Pencils scribble things in notebooks. Sing wonders what everyone’s writing. She looks at her doodle. A shepherdess in a flouncy dress.
“We don’t have any silver-eared laughingthrushes here,” the teacher says. “But I brought a couple of field guides to help you. You’re each going to choose a common local bird—nothing too hard to find, please, since you’ll have to study it—and learn its songs. Birdsongs can be quite lovely and inspiring; several famous composers, like Olivier Messiaen, have even tried to imitate them in their works. I’ll give you until the end of class to choose your species.”
Mrs. Bigelow hands a book to the best friends and another to the athletes. The curly-haired boy moves over to the best friends, but Sing stays put, adding a crook and bow to her shepherdess. Mrs. Bigelow doesn’t say anything.

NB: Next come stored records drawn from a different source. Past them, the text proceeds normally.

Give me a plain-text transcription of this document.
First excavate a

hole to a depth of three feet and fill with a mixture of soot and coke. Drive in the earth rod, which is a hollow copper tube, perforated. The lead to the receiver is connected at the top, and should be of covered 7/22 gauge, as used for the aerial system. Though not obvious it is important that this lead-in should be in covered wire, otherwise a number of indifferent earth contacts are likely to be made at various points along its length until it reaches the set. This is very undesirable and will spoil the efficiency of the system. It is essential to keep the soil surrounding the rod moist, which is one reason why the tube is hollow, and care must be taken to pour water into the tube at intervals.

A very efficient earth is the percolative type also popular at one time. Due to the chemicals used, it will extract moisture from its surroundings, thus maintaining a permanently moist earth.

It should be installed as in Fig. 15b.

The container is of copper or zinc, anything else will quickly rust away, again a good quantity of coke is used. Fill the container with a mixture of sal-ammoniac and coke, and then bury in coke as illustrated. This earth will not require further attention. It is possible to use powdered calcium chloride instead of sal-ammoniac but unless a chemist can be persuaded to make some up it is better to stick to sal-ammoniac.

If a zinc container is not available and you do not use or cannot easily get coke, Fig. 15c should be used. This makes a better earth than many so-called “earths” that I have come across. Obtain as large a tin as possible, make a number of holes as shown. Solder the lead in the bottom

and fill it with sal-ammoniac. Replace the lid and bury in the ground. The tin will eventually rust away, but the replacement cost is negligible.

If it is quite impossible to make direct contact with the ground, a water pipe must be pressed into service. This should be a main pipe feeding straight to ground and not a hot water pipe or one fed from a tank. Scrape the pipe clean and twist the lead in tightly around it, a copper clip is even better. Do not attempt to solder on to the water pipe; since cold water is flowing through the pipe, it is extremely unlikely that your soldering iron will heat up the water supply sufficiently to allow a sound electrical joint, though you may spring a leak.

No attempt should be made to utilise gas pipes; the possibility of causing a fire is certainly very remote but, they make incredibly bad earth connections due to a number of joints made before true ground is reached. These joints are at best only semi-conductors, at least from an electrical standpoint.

What am I doing? Sing thinks. Do I think my life will be better if I get bad grades? If I get kicked out of the conservatory? She imagines telling her father she’s coming home, going back to her old school. That she couldn’t cut it here. She can see his placid face, hear his disappointment.
Yet she continues to doodle. She draws the Felix now, Durand’s “great beast.” A big cat with oversize teeth and small, mean eyes. She has never understood why the beast is always portrayed as a cat—doesn’t felix mean “happy,” not “cat”? She has a feeling Marta would know.